# Cl(A) smallest closed set containing A.

1. Sep 21, 2010

### Buri

My professor proved this result in class, but I don't understand the "simple" direction. He said that the above result is in another words proving that Cl(a) = intersection of all closed sets that contain A.

So he proved Cl(A) subset of intersection of all of the closed sets containing A. And intersection of closed sets containing A is a subset of Cl(A). However, I don't understand this last direction.

He simply says:

Cl(A) = int(A) U Bd(A); by definition.
=> Cl(A) is one of the closed sets containing A.
=> intersection of closed sets containing A is a subset of Cl(A).

That's what I just don't get. I understand that Cl(A) is closed and it contains A, but I just don't see how we can then say that the intersection of all closed sets containing A has Cl(A) in it. I know its going to be one of those I'll be intersecting all the other closed sets with, but that Cl(A) is actually INSIDE the intersection I just don't see.

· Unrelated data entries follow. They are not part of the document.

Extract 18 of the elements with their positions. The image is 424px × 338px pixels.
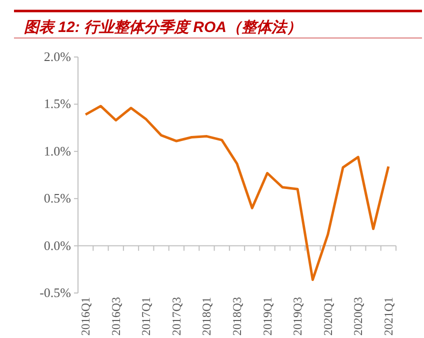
y-tick-label: 0.0% (44, 238, 72, 253)
x-tick-label: 2021Q1 (381, 297, 396, 336)
x-tick-label: 2018Q1 (200, 297, 214, 336)
y-tick-label: 1.0% (44, 143, 72, 158)
x-tick-label: 2020Q3 (351, 297, 366, 336)
x-tick-label: 2016Q1 (78, 297, 93, 336)
x-tick-label: 2019Q1 (260, 297, 274, 336)
y-tick-label: -0.5% (40, 285, 72, 300)
x-tick-label: 2019Q3 (290, 297, 305, 336)
x-tick-label: 2018Q3 (230, 297, 244, 336)
x-tick-label: 2020Q1 (320, 297, 335, 336)
x-tick-label: 2016Q3 (108, 297, 123, 336)
y-tick-label: 0.5% (44, 190, 72, 206)
x-tick-label: 2017Q3 (169, 297, 184, 336)
y-tick-label: 1.5% (44, 96, 72, 112)
x-tick-label: 2017Q1 (139, 297, 154, 336)
title: 图表 12: 行业整体分季度 ROA（整体法） (24, 19, 302, 36)
y-tick-label: 2.0% (44, 49, 72, 64)
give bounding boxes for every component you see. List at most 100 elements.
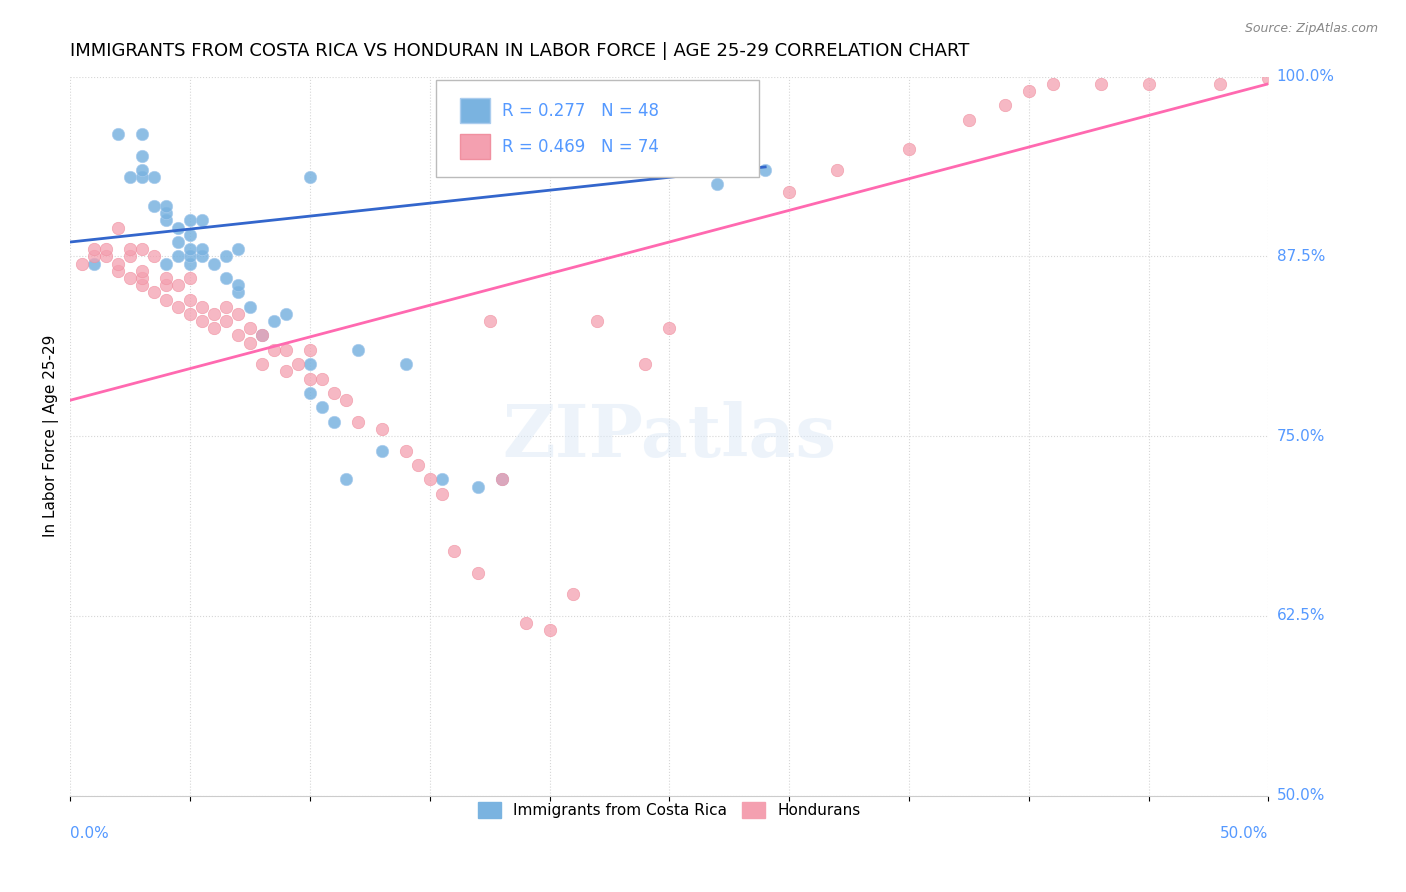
Point [491, 472, 513, 486]
Point [250, 328, 273, 343]
Point [239, 300, 262, 314]
Point [538, 624, 561, 638]
Point [120, 242, 142, 256]
Point [250, 357, 273, 371]
Point [1090, 77, 1112, 91]
Point [143, 199, 166, 213]
Point [239, 321, 262, 335]
FancyBboxPatch shape [436, 80, 759, 178]
Point [155, 199, 177, 213]
Point [70, 256, 93, 270]
Point [346, 343, 368, 357]
Point [107, 127, 129, 141]
Point [215, 300, 238, 314]
Point [155, 271, 177, 285]
Point [191, 213, 214, 227]
Point [298, 386, 321, 401]
Text: 50.0%: 50.0% [1220, 826, 1268, 841]
Text: 100.0%: 100.0% [1277, 69, 1334, 84]
Point [250, 328, 273, 343]
Point [226, 328, 249, 343]
Text: 75.0%: 75.0% [1277, 429, 1324, 443]
Point [179, 227, 201, 242]
Point [298, 170, 321, 185]
Point [131, 271, 153, 285]
Point [131, 242, 153, 256]
Point [83, 242, 105, 256]
Point [131, 127, 153, 141]
Point [179, 249, 201, 263]
Point [83, 256, 105, 270]
Point [346, 415, 368, 429]
Point [395, 357, 418, 371]
Point [335, 393, 357, 408]
Point [634, 357, 657, 371]
Point [215, 314, 238, 328]
Point [957, 112, 980, 127]
Point [143, 285, 166, 300]
Point [179, 293, 201, 307]
Point [107, 256, 129, 270]
Point [131, 278, 153, 293]
Point [120, 170, 142, 185]
Point [1257, 70, 1279, 85]
Point [120, 249, 142, 263]
Point [215, 249, 238, 263]
Point [322, 415, 344, 429]
Point [443, 544, 465, 558]
Point [263, 343, 285, 357]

I'm having a massive brain freeze so an explanation would be appreciated.

Thanks

2. Sep 21, 2010

### CompuChip

If you intersect two sets, say A and B, then the intersection will be a subset of A. After all, it contains only elements in A (which satisfy a specific property, namely that they are also elements in B).
By the same argument, it will also be a subset of B.

Now suppose that you intersect Cl(A) with I, the intersection of all other closed sets containing A. Then Cl(A) intersected with I is a subset of both Cl(A) and of I. It is the former you are interested in here.

3. Sep 21, 2010

### Buri

Ahhh thanks a lot. I get it. Stupid me just wasn't seeing it. Thanks a lot!